Jürg Jegges dunkle Seite – Markus Zangger

Obwohl aktuell in allen Medien und damit immer in der Gefahr, rasch abgelutscht zu sein: Dieses Buch hält einen gefangen. Es will in einem Zug gelesen werden. Eine weitere Missbrauchsgeschichte wie sie sich leider immer wieder ereignen. Trotzdem: Jede Aufdeckung hilft, kann weiteren Opfer Schub geben, sich ihrem Trauma zu stellen.

21. Juni 2017
14:00

Der «Die Übergriffe des Musterpädagogen» bringt es auf den Punkt: Autor Zangger beschreibt auf 188 Seiten das raffinierte Vorgehen des jahrelang abgefeierten Lehrers Jürg Jegge. Er, der die «angstfreie Schule» propagierte und die Regelschulen schlecht redete, wird selber zum Angstverbreiter und vielfach Übergriffigen.

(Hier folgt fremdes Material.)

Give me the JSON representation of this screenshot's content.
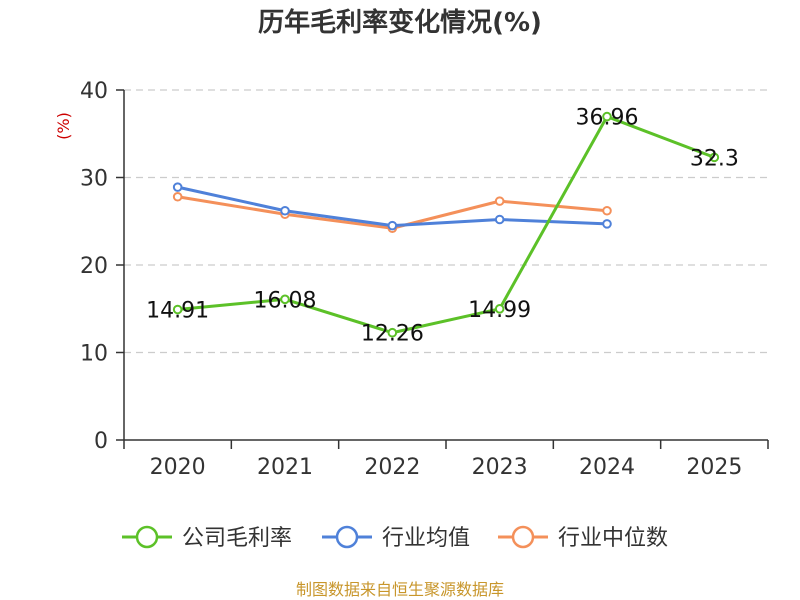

Der Protagonist erhält mit zwölf von seinem späteren Peiniger die Diagnose «Sonderschüler». Und dieser weist ihn auch gleich seiner alternativen Schule zu. Hier wird der heute 59-Jährige – und nicht nur er – vom vermeintlichen Musterpädaogen, Verfasser des Bestsellers «Dummheit ist lernbar» und Liedermacher Jürg Jegge mit der «Dureschnuufä»-Therapie jahrelang in pädosexueller Manier missbraucht. So sehr, dass er sich erst mit 28 von der physischen und deutlich später von den psychischen Abhängigkeiten lösen kann. Es ist vor allem Scham, die ein früheres Outen verunmöglicht: Gegenüber den Eltern, der späteren Ehefrau und der eigenen Tochter.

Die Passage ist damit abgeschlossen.